Find the pebbling number of a graph whose nodes are the corners and whose edges are the, uhmm, edges of a cube.

A **vampire number** is a \(2n\) digit number \(v\) that factors as \(v = xy\) where \(x\) and \(y\) are \(n\) digit numbers and the digits of \(v\) are precisely the digits in \(x\) and \(y\) in some order. The numbers \(x\) and \(y\) are known as the “fangs” of \(v\). To eliminate trivial cases, both fangs can’t end with \(0\).

Show that there are no \(2\)-digit vampire numbers.

Show that there are seven \(4\)-digit vampire numbers

Lagrange’s theorem on representation of integers as sums of squares says that every positive integer can be expressed as the sum of at most \(4\) squares. For example, \(79 = 7^2 + 5^2 + 2^2 + 1^2\). Show (exhaustively) that \(15\) can not be represented using fewer than \(4\) squares.

Show that there are exactly \(15\) numbers \(x\) in the range \(1 ≤ x ≤ 100\) that can’t be represented using fewer than \(4\) squares.

The **trichotomy property** of the real numbers simply states that every real number is either positive or negative or zero. Trichotomy can be used to prove many statements by looking at the three cases that it guarantees. Develop a proof (by cases) that the square of any real number is non-negative.

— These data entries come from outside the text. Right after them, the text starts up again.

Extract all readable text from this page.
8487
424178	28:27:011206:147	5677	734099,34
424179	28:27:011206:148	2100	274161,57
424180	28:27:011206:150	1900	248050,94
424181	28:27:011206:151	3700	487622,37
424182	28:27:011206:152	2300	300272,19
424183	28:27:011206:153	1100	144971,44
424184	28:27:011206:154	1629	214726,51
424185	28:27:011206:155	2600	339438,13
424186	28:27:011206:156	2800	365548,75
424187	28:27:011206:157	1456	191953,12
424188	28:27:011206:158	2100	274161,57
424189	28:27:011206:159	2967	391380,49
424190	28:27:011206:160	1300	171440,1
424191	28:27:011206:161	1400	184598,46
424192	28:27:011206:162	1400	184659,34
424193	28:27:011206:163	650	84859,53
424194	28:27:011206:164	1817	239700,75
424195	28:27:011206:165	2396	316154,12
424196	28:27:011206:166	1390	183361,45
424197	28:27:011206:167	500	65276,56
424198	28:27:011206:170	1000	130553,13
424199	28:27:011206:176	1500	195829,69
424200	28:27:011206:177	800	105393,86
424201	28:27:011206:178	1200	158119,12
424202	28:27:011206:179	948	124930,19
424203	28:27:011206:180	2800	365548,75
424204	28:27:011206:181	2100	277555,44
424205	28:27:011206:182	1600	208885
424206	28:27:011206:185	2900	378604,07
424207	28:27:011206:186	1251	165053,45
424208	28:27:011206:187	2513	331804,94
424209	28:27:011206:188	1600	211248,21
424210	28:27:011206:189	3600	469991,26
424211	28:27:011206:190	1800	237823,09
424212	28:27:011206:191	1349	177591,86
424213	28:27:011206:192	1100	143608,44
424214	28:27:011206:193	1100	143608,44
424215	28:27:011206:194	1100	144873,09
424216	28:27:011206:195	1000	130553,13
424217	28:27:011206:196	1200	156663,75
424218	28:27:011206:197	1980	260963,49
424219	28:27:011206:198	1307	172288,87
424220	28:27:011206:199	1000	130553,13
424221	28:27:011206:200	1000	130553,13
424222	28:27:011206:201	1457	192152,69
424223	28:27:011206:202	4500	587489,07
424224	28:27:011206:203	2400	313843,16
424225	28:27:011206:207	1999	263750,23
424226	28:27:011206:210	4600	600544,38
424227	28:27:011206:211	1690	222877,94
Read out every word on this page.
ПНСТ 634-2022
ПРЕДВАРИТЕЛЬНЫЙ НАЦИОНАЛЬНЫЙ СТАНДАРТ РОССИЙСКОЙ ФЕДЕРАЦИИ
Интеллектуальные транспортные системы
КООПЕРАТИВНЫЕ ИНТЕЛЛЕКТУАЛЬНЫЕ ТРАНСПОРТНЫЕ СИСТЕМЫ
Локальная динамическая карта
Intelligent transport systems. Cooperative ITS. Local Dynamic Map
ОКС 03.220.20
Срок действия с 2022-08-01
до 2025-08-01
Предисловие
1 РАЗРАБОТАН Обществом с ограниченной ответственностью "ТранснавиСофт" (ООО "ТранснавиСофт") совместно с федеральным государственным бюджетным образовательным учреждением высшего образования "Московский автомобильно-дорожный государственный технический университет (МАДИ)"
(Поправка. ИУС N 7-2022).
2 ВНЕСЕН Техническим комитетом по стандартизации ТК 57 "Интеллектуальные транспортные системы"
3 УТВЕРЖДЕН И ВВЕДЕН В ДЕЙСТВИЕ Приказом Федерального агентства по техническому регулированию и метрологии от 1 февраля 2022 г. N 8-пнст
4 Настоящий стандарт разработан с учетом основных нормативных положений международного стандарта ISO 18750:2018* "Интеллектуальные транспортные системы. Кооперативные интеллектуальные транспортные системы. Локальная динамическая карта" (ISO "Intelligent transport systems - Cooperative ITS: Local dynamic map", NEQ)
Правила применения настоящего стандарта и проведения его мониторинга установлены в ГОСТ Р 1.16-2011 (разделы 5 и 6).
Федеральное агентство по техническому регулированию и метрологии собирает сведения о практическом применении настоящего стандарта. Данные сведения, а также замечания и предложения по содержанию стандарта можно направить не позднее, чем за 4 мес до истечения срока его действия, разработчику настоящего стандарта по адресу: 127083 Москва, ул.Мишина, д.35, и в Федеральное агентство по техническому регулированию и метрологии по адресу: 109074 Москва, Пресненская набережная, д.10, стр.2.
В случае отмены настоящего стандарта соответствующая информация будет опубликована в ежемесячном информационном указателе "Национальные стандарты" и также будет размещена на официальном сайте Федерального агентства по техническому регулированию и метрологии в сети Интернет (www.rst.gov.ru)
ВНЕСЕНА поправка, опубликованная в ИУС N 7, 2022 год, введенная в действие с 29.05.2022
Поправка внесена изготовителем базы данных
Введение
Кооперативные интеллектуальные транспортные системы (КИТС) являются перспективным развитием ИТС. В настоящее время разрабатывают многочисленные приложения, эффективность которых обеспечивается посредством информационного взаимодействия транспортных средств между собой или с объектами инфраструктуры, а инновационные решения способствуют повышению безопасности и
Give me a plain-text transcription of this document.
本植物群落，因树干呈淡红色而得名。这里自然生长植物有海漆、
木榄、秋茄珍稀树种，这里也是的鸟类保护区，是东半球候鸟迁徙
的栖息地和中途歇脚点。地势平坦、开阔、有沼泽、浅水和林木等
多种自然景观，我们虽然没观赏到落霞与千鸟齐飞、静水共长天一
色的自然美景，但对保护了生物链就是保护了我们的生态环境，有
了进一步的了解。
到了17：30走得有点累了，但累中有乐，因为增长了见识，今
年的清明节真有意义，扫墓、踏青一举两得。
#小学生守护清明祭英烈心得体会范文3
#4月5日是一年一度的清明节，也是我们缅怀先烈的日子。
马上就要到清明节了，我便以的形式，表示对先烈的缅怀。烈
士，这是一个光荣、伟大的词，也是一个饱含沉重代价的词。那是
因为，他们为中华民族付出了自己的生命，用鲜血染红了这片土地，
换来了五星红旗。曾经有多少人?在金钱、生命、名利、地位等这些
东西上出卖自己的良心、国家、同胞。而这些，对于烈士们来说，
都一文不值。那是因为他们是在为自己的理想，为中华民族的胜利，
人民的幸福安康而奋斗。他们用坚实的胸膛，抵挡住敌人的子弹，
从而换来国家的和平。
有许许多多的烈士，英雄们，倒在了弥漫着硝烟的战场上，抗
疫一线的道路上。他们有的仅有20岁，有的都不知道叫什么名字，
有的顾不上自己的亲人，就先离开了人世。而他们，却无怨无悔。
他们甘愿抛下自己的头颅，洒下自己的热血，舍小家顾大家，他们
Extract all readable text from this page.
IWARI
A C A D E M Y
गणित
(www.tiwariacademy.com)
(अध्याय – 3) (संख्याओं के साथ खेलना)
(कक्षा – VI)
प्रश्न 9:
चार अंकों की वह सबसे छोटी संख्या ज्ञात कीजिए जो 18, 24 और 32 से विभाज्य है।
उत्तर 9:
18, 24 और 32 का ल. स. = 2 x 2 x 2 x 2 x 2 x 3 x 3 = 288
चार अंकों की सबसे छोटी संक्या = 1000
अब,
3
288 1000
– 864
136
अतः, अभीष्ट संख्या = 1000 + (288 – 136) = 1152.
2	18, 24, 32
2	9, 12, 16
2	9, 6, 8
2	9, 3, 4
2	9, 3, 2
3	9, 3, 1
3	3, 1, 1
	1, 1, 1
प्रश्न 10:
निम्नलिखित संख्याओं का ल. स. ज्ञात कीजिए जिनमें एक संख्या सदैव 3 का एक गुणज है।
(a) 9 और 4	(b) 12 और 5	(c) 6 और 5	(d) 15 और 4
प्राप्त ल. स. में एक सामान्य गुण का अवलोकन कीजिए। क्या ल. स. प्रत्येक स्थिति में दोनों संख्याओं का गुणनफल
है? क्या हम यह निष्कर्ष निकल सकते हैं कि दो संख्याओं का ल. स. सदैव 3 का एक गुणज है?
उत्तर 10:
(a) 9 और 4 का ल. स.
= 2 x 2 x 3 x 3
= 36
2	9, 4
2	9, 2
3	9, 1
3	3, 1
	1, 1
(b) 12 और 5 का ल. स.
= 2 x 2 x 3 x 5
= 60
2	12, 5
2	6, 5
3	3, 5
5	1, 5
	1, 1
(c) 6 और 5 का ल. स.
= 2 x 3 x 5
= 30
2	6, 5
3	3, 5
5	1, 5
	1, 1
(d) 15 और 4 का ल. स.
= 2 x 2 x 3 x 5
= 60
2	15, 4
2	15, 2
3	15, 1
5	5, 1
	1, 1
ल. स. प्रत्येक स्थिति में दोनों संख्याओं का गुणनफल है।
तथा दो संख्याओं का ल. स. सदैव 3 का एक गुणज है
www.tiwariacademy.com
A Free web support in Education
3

Consider the game called “binary determinant tic-tac-toe”^{3} which is played by two players who alternately fill in the entries of a \(3 × 3\) array. Player One goes first, placing \(1\)’s in the array and player Zero goes second, placing \(0\)’s. Player One’s goal is that the final array have determinant \(1\), and player Zero’s goal is that the determinant be \(0\). The determinant calculations are carried out \(\text{mod } 2\).

Show that player Zero can always win a game of binary determinant tic-tac-toe by the method of exhaustion.